Democracy is the only way to improve our society because it is efficient. And it is efficient because it is competitive-the best person is chosen freely for the job. For this reason, democracy is critical to development. In much of the Arab world you are in government not because you are the best, but because you are loyal to whoever is in power. If you are not loyal, you are out.

I often ask my fellow Arabs why we have lost so many wars with Israel. The answer is because, unlike Israel, we lack democracy. The chief of the military staff is too often not chosen for competence or brilliance by elected leaders who will be held accountable, but because he is loyal. Often the worst instead of the best person is put in that job for one reason: He can be trusted not to make a coup d'etat against the government.

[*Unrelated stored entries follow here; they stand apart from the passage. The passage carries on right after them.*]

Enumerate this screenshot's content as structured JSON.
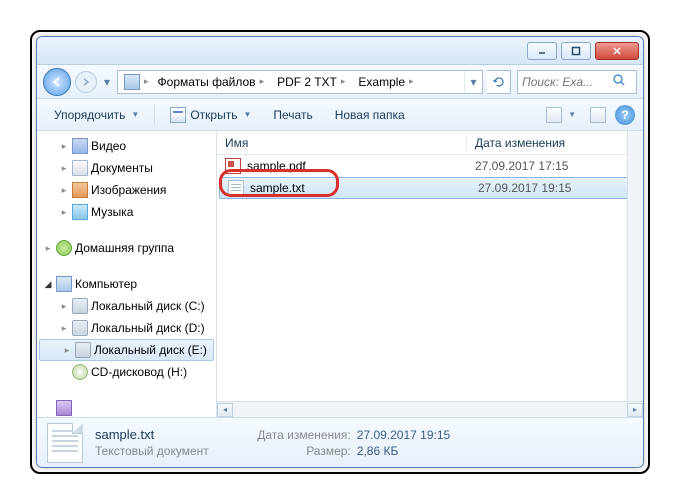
{
  "titlebar": {
    "min": "_",
    "max": "□",
    "close": "×"
  },
  "breadcrumb": {
    "computer": "",
    "formats": "Форматы файлов",
    "pdf2txt": "PDF 2 TXT",
    "example": "Example"
  },
  "search": {
    "placeholder": "Поиск: Exa..."
  },
  "toolbar": {
    "organize": "Упорядочить",
    "open": "Открыть",
    "print": "Печать",
    "newfolder": "Новая папка"
  },
  "tree": {
    "video": "Видео",
    "documents": "Документы",
    "images": "Изображения",
    "music": "Музыка",
    "homegroup": "Домашняя группа",
    "computer": "Компьютер",
    "diskC": "Локальный диск (C:)",
    "diskD": "Локальный диск (D:)",
    "diskE": "Локальный диск (E:)",
    "cdH": "CD-дисковод (H:)"
  },
  "columns": {
    "name": "Имя",
    "date": "Дата изменения"
  },
  "files": [
    {
      "name": "sample.pdf",
      "date": "27.09.2017 17:15",
      "icon": "pdf",
      "selected": false
    },
    {
      "name": "sample.txt",
      "date": "27.09.2017 19:15",
      "icon": "txt",
      "selected": true
    }
  ],
  "status": {
    "filename": "sample.txt",
    "filetype": "Текстовый документ",
    "date_label": "Дата изменения:",
    "date_value": "27.09.2017 19:15",
    "size_label": "Размер:",
    "size_value": "2,86 КБ"
  }
}
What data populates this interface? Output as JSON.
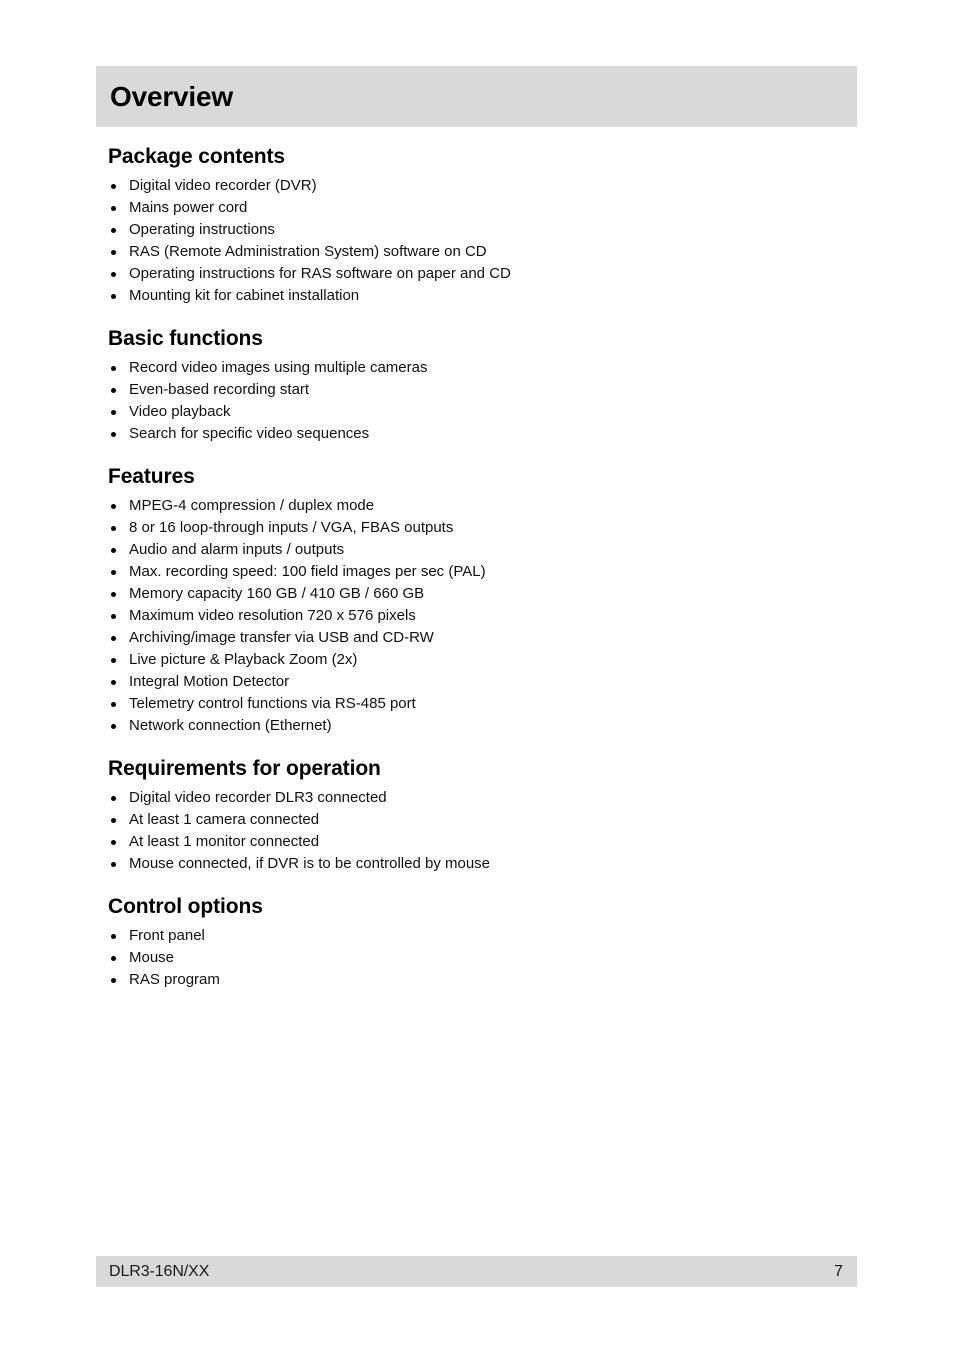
{
  "page": {
    "chapter_title": "Overview",
    "banner_color": "#d9d9d9",
    "text_color": "#000000"
  },
  "sections": [
    {
      "heading": "Package contents",
      "items": [
        "Digital video recorder (DVR)",
        "Mains power cord",
        "Operating instructions",
        "RAS (Remote Administration System) software on CD",
        "Operating instructions for RAS software on paper and CD",
        "Mounting kit for cabinet installation"
      ]
    },
    {
      "heading": "Basic functions",
      "items": [
        "Record video images using multiple cameras",
        "Even-based recording start",
        "Video playback",
        "Search for specific video sequences"
      ]
    },
    {
      "heading": "Features",
      "items": [
        "MPEG-4 compression / duplex mode",
        "8 or 16 loop-through inputs / VGA, FBAS outputs",
        "Audio and alarm inputs / outputs",
        "Max. recording speed: 100 field images per sec (PAL)",
        "Memory capacity 160 GB / 410 GB / 660 GB",
        "Maximum video resolution 720 x 576 pixels",
        "Archiving/image transfer via USB and CD-RW",
        "Live picture & Playback Zoom (2x)",
        "Integral Motion Detector",
        "Telemetry control functions via RS-485 port",
        "Network connection (Ethernet)"
      ]
    },
    {
      "heading": "Requirements for operation",
      "items": [
        "Digital video recorder DLR3 connected",
        "At least 1 camera connected",
        "At least 1 monitor connected",
        "Mouse connected, if DVR is to be controlled by mouse"
      ]
    },
    {
      "heading": "Control options",
      "items": [
        "Front panel",
        "Mouse",
        "RAS program"
      ]
    }
  ],
  "footer": {
    "model": "DLR3-16N/XX",
    "page_number": "7"
  }
}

Libya's political system should not be based on loyalty or lineage. That would make a mockery of everything I've said about democracy. We are not the Kingdom of Libya.

ON THE HOLOCAUST | The Holocaust is a fact, and we should acknowledge it with sympathy for the victims. This is not something fabricated by the Americans, the Israelis or The New York Times. It was first reported by the Soviet Red Army when they came upon the camps. I personally know survivors of the Holocaust who have related the horror of their experience to me.